A parable is a story or situation in the human realm used
to illustrate or defend some spiritual principle. When thinking about parables,
most people connect them to the teachings of Jesus in the New Testament. In the
first three books, at least thirty parables are found plus many other short
sayings that are parabolic in nature. Matthew 13 and Luke 15 contain a cluster
of parables.
So does life. For seventeen years, I wrote a weekly
newspaper column called “Parables . . .” Is used ordinary events from my life,
the newspaper and other sources to illustrate spiritual truths. People asked me
how I got ideas for these articles. It was not difficult. I know the Holy
Spirit was involved in bringing them to mind, but everything can be connected
to our sovereign God. Everything seemed to remind me that He is involved in
this world.
The beginning of Luke 15 relates a parable Jesus told when
the religious people grumbled about Jesus receiving and eating with tax
collectors and sinners. (All are sinners but these self-righteous leaders
thought tax collectors were the worst.) Jesus said to them:
“What man of you, having a hundred sheep, if he has lost one of them, does not leave the ninety-nine in the open country, and go after the one that is lost, until he finds it? And when he has found it, he lays it on his shoulders, rejoicing. And when he comes home, he calls together his friends and his neighbors, saying to them, ‘Rejoice with me, for I have found my sheep that was lost.’ Just so, I tell you, there will be more joy in heaven over one sinner who repents than over ninety-nine righteous persons who need no repentance.” (Luke 15:3–7)
For this culture,
the care of sheep was a familiar process. They valued their animals and
understood why the owner of a flock of sheep would seek one that was lost and
rejoice over finding it. If His listeners didn’t get that one, the next parable
would clarify Jesus’ point even more:
“Or what woman, having ten silver coins, if she loses one coin, does not light a lamp and sweep the house and seek diligently until she finds it? And when she has found it, she calls together her friends and neighbors, saying, ‘Rejoice with me, for I have found the coin that I had lost.’ Just so, I tell you, there is joy before the angels of God over one sinner who repents.” (Luke 15:8–10)
Perhaps Jesus was
setting them up. He went from lost sheep, to lost money, to a lost child. His
next parable was the familiar story of the prodigal son. The boy persuaded his
father to give him his inheritance, left home and squandered it, came to the
end of his rope, came home willing to be a servant, and his father not only
received him with joy but threw a party.
In these three
parables, Jesus illustrates the care of God for what is His. He created us but
because of our sin, we are lost from Him. Not only that, we are deliberate
about it. A sheep might unwittingly wander off, and a coin might fall through
the cracks, but the prodigal determined to go his own way and do his own thing.
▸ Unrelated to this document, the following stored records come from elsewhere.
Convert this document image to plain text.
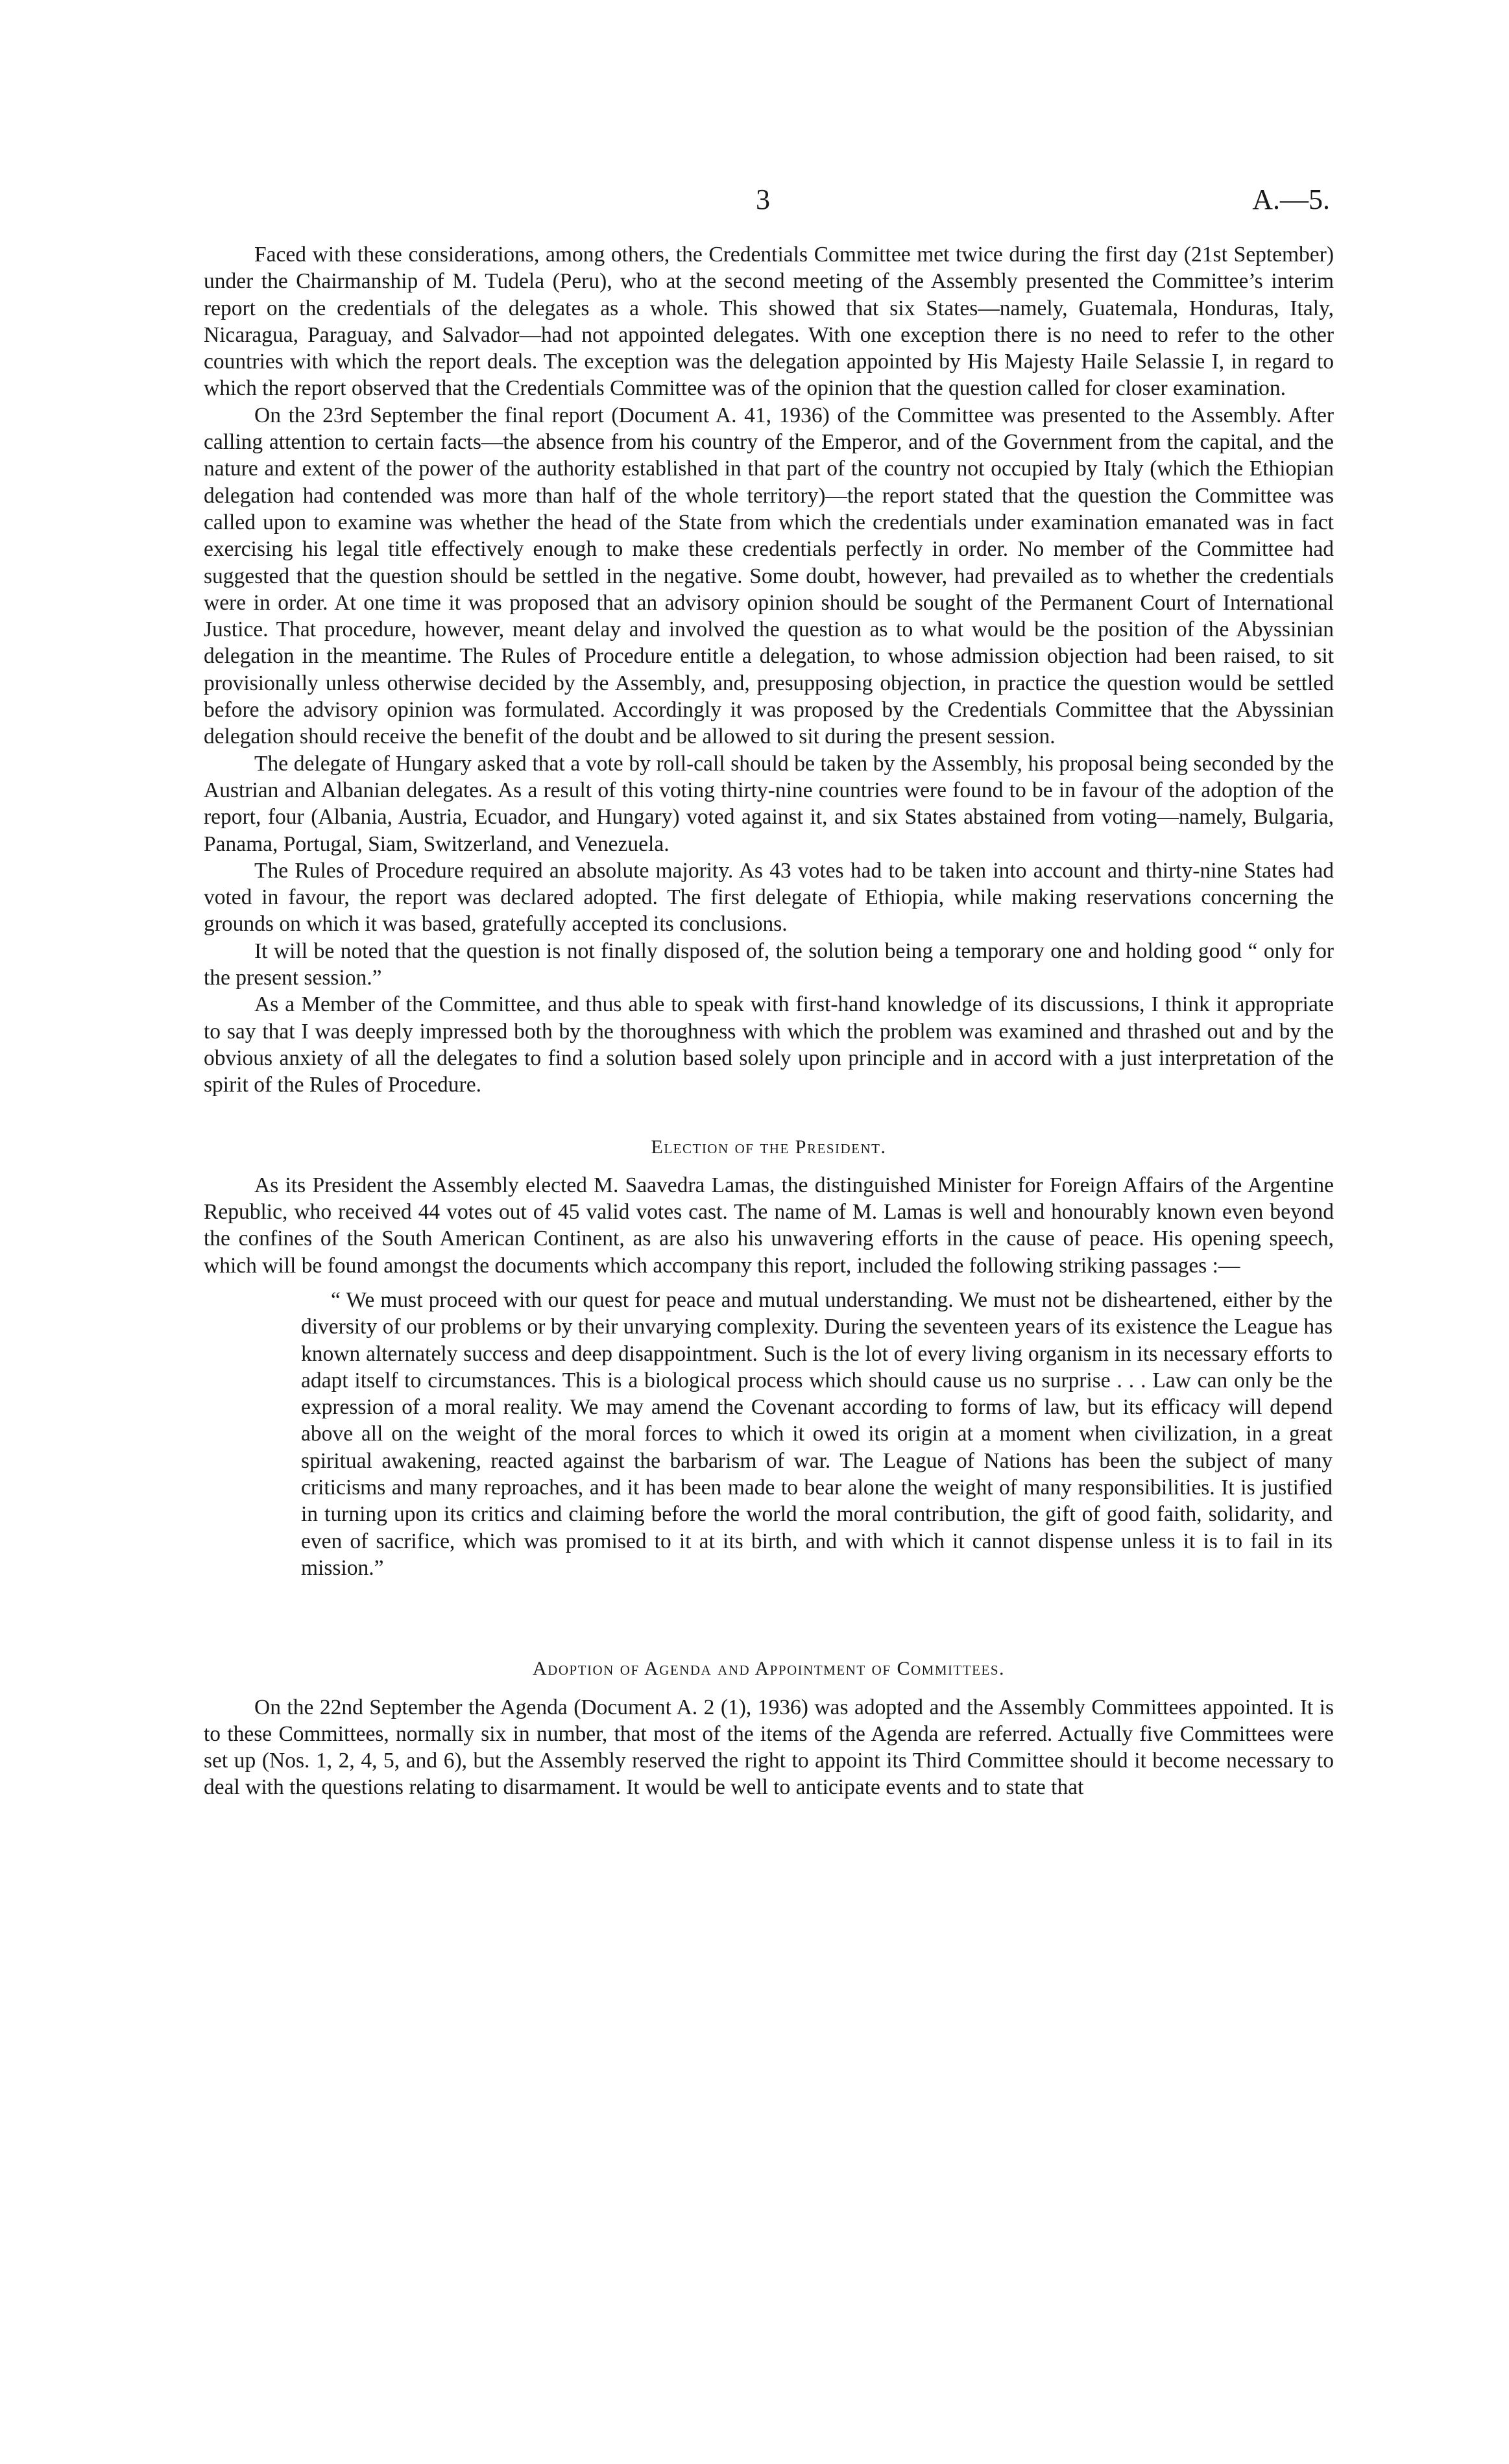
3	A.—5.

Faced with these considerations, among others, the Credentials Committee met twice during the first day (21st September) under the Chairmanship of M. Tudela (Peru), who at the second meeting of the Assembly presented the Committee’s interim report on the credentials of the delegates as a whole. This showed that six States—namely, Guatemala, Honduras, Italy, Nicaragua, Paraguay, and Salvador—had not appointed delegates. With one exception there is no need to refer to the other countries with which the report deals. The exception was the delegation appointed by His Majesty Haile Selassie I, in regard to which the report observed that the Credentials Committee was of the opinion that the question called for closer examination.

On the 23rd September the final report (Document A. 41, 1936) of the Committee was presented to the Assembly. After calling attention to certain facts—the absence from his country of the Emperor, and of the Government from the capital, and the nature and extent of the power of the authority established in that part of the country not occupied by Italy (which the Ethiopian delegation had contended was more than half of the whole territory)—the report stated that the question the Committee was called upon to examine was whether the head of the State from which the credentials under examination emanated was in fact exercising his legal title effectively enough to make these credentials perfectly in order. No member of the Committee had suggested that the question should be settled in the negative. Some doubt, however, had prevailed as to whether the credentials were in order. At one time it was proposed that an advisory opinion should be sought of the Permanent Court of International Justice. That procedure, however, meant delay and involved the question as to what would be the position of the Abyssinian delegation in the meantime. The Rules of Procedure entitle a delegation, to whose admission objection had been raised, to sit provisionally unless otherwise decided by the Assembly, and, presupposing objection, in practice the question would be settled before the advisory opinion was formulated. Accordingly it was proposed by the Credentials Committee that the Abyssinian delegation should receive the benefit of the doubt and be allowed to sit during the present session.

The delegate of Hungary asked that a vote by roll-call should be taken by the Assembly, his proposal being seconded by the Austrian and Albanian delegates. As a result of this voting thirty-nine countries were found to be in favour of the adoption of the report, four (Albania, Austria, Ecuador, and Hungary) voted against it, and six States abstained from voting—namely, Bulgaria, Panama, Portugal, Siam, Switzerland, and Venezuela.

The Rules of Procedure required an absolute majority. As 43 votes had to be taken into account and thirty-nine States had voted in favour, the report was declared adopted. The first delegate of Ethiopia, while making reservations concerning the grounds on which it was based, gratefully accepted its conclusions.

It will be noted that the question is not finally disposed of, the solution being a temporary one and holding good “ only for the present session.”

As a Member of the Committee, and thus able to speak with first-hand knowledge of its discussions, I think it appropriate to say that I was deeply impressed both by the thoroughness with which the problem was examined and thrashed out and by the obvious anxiety of all the delegates to find a solution based solely upon principle and in accord with a just interpretation of the spirit of the Rules of Procedure.

Election of the President.

As its President the Assembly elected M. Saavedra Lamas, the distinguished Minister for Foreign Affairs of the Argentine Republic, who received 44 votes out of 45 valid votes cast. The name of M. Lamas is well and honourably known even beyond the confines of the South American Continent, as are also his unwavering efforts in the cause of peace. His opening speech, which will be found amongst the documents which accompany this report, included the following striking passages :—

“ We must proceed with our quest for peace and mutual understanding. We must not be disheartened, either by the diversity of our problems or by their unvarying complexity. During the seventeen years of its existence the League has known alternately success and deep disappointment. Such is the lot of every living organism in its necessary efforts to adapt itself to circumstances. This is a biological process which should cause us no surprise . . . Law can only be the expression of a moral reality. We may amend the Covenant according to forms of law, but its efficacy will depend above all on the weight of the moral forces to which it owed its origin at a moment when civilization, in a great spiritual awakening, reacted against the barbarism of war. The League of Nations has been the subject of many criticisms and many reproaches, and it has been made to bear alone the weight of many responsibilities. It is justified in turning upon its critics and claiming before the world the moral contribution, the gift of good faith, solidarity, and even of sacrifice, which was promised to it at its birth, and with which it cannot dispense unless it is to fail in its mission.”

Adoption of Agenda and Appointment of Committees.

On the 22nd September the Agenda (Document A. 2 (1), 1936) was adopted and the Assembly Committees appointed. It is to these Committees, normally six in number, that most of the items of the Agenda are referred. Actually five Committees were set up (Nos. 1, 2, 4, 5, and 6), but the Assembly reserved the right to appoint its Third Committee should it become necessary to deal with the questions relating to disarmament. It would be well to anticipate events and to state that
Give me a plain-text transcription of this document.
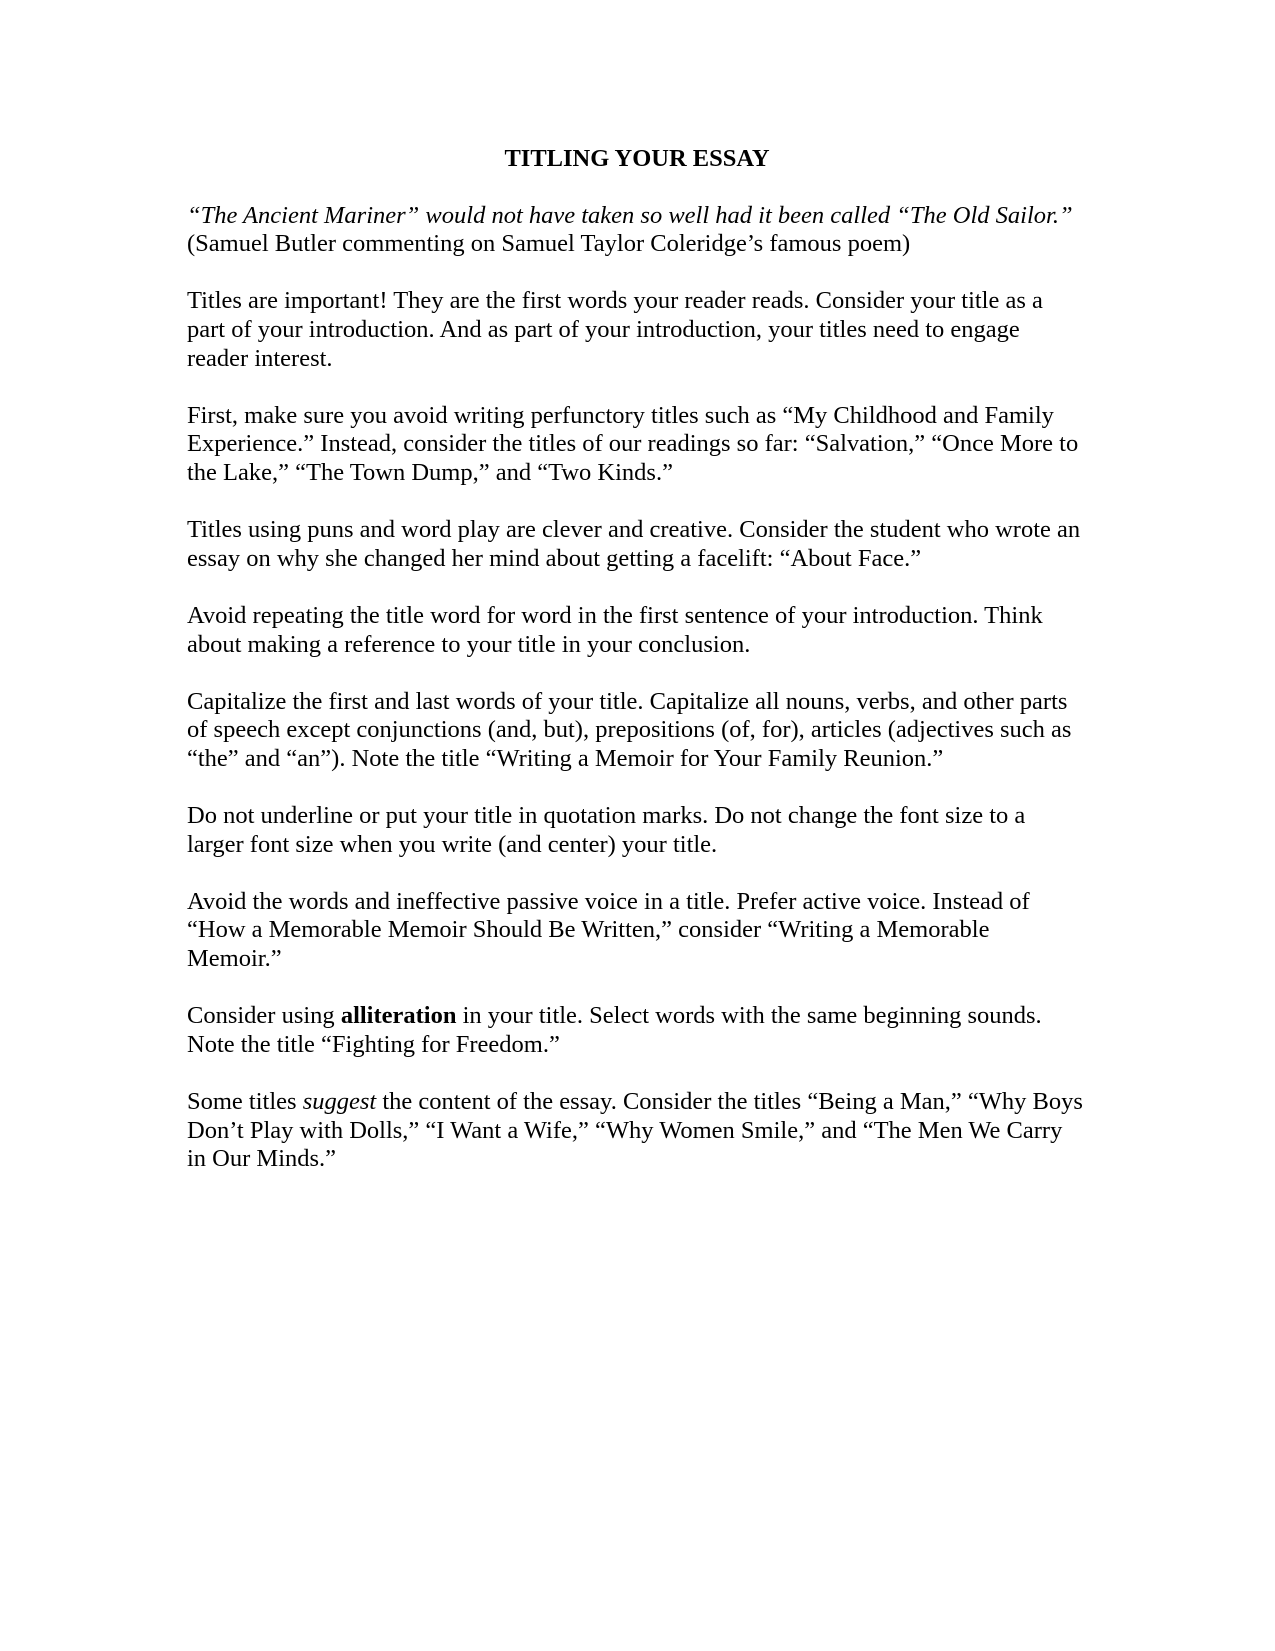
TITLING YOUR ESSAY

“The Ancient Mariner” would not have taken so well had it been called “The Old Sailor.” (Samuel Butler commenting on Samuel Taylor Coleridge’s famous poem)

Titles are important! They are the first words your reader reads. Consider your title as a part of your introduction. And as part of your introduction, your titles need to engage reader interest.

First, make sure you avoid writing perfunctory titles such as “My Childhood and Family Experience.” Instead, consider the titles of our readings so far: “Salvation,” “Once More to the Lake,” “The Town Dump,” and “Two Kinds.”

Titles using puns and word play are clever and creative. Consider the student who wrote an essay on why she changed her mind about getting a facelift: “About Face.”

Avoid repeating the title word for word in the first sentence of your introduction. Think about making a reference to your title in your conclusion.

Capitalize the first and last words of your title. Capitalize all nouns, verbs, and other parts of speech except conjunctions (and, but), prepositions (of, for), articles (adjectives such as “the” and “an”). Note the title “Writing a Memoir for Your Family Reunion.”

Do not underline or put your title in quotation marks. Do not change the font size to a larger font size when you write (and center) your title.

Avoid the words and ineffective passive voice in a title. Prefer active voice. Instead of “How a Memorable Memoir Should Be Written,” consider “Writing a Memorable Memoir.”

Consider using alliteration in your title. Select words with the same beginning sounds. Note the title “Fighting for Freedom.”

Some titles suggest the content of the essay. Consider the titles “Being a Man,” “Why Boys Don’t Play with Dolls,” “I Want a Wife,” “Why Women Smile,” and “The Men We Carry in Our Minds.”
Our human temptation might be to let him pay the price of his folly, but God is
determined to rescue the lost. He sent Jesus to do it.
Jesus could have
first gone to the religious leaders and tried to rally them to His cause, but
He knew that they were not thinking of themselves as lost sinners. He went
instead to those who were obviously in that category and they gladly ‘came
home’ to their Father, knowing that He was looking for them and would welcome
them. The parable helped them understand this truth.
I wanted to write
about parables, but these three are filling my heart with joy that God seeks
the lost, that He sought me, that He cared enough to rescue me from my
determination to do my own thing and run my own life. I was a sheep out on a
precipice with no way to safe ground. I was a coin stuck in a dark crevice
without the ability to get out of it into the light. I was wasting my life on
stuff that didn’t matter. But He kept seeking until I finally heard and
responded to His call.
^^^^^^^^^^^^
Jesus, You are so
wonderful, so precious. These stories are not about the value of the sheep or
the value of the coin or even the value of the son — however much they meant to
those who lost them. They are about the persistence of the seeker, the heart of
the shepherd, the owner, the Father who created the Son, and they are about You
whose sheep I am, whose treasure I am, whose child I am — the one that You
created. In this relationship there is safety, value and belonging. Thank You
that I am part of Your stories and that You found me.